During the 60’s George worked on his own, to grow, harvest and bottle wine. Sourcing grapes from all over the Auckland region, George was making dry red and white wines. Over the years George’s team slowly grew, as he employed staff, he gained traction and his wines grew in popularity.
During the 1990s, ‘Villa Maria’ made the decision to introduce Stelvin screw cap closures across all ranges. ‘Villa Maria’ was the first major wine company in the world to declare the winery a “cork free zone”. George believes the consistency of wines under screwcap is one of the contributing factors to the company’s incredible success recently.

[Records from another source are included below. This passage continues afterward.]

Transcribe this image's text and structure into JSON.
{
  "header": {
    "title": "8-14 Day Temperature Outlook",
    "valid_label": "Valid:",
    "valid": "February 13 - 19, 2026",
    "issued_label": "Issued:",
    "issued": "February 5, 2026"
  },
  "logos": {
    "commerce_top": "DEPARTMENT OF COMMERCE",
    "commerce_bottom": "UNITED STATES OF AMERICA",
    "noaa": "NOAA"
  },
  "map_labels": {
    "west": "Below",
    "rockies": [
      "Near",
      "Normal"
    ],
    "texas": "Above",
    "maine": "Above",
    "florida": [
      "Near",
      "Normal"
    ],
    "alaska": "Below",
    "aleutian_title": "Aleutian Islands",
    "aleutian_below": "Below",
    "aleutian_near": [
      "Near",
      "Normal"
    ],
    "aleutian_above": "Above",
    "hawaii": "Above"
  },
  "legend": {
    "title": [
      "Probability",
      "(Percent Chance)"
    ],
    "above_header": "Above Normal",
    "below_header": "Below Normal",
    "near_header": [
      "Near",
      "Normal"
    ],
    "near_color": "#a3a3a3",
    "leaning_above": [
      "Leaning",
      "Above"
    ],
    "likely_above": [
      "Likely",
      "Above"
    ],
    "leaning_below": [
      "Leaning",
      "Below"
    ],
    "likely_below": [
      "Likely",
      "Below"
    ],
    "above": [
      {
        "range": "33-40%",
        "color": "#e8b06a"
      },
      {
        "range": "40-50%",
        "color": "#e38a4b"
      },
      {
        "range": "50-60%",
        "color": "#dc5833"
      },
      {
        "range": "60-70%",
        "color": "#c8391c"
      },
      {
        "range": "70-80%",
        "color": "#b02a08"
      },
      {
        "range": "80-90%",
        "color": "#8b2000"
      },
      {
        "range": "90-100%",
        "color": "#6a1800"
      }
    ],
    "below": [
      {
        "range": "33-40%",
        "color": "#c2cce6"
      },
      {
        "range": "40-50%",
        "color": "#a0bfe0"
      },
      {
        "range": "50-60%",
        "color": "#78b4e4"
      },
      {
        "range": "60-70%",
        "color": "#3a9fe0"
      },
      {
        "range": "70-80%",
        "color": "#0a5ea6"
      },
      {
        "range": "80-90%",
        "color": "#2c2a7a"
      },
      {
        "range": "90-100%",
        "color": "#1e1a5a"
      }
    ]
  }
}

Today, they employ over 250 people and exports wine to over 50 countries worldwide. Villa Maria’s people have an unrelenting passion to produce quality wines. Realising that it takes more than just good winemaking to produce quality, a passion to succeed begins in the vineyard. Astute site selection by Villa Maria’s vineyard experts is followed by superior vineyard management and then complemented by expert winemaking. A strong focus on continually improving the vineyards is considered by ‘Villa Maria’ to be an incredibly important factor in quality winemaking.
Villa Maria’s wine portfolio is extensive, with all your favourites a part of the mix. From Sauvignon Blanc, to Syrah and Pinot Noir. An honourable mention is their Lightly Sparkling Sauvignon which embodies clean, fresh and exciting details!
For more information on Villa Maria and their wines, visit their website.
Often overlooked, Gisborne is a powerhouse for New Zealand wine, contributing to roughly a quarter of the nation’s output. Gisborne is not only blessed with being the first place in the world to see the light of a new day it also boasts a rich history such as being the first location in New Zealand that Captain James Cook set foot back in 1769. Over 80 years later in the 1850s, the first vines were planted in the region’s predominantly loam, silt, and clay soil. In the early 1980’s Gisborne weathered the phylloxera outbreak New Zealand experienced, managing to damage via a mass of replanting. The region’s soil favours aromatic varietals such as Chardonnay and Gewürztraminer, complemented by the regions remote easterly location and long sunshine hours making ‘Gizzy’ a favourite
Gisborne is comprised of three subregions; Patutahi, Manutuke and Ormond. Each region is quite distinctive from the others; Patutahu is notably warmer because of its geographic location, being further inland, the region retains more of the day’s warmth and experiences relatively low rainfall and great drainage due to the sloping terrain and soils with heavy clay content. Manutuke is more coastal, its sandy silt-soils (with the heavier complex Kaitai clay in the hills to the west) still benefit from fantastic drainage making it well suited for Chardonnay. Ormond sits further north of the town. The slopes with high clay content and sandy topsoils made the subregion the top candidate for Gisborne’s first commercial planting, as well as set the stage for the production of the regions top Chardonnays.
The hills surrounding Ormond provide such effective shelter from the elements the Chardonnay ripens up to 6 weeks before their southern counterparts, however, the hills don’t always act in favour on the grapes. If conditions are particularly wet, vintners may experience problems with keeping the crop free of rot or disease.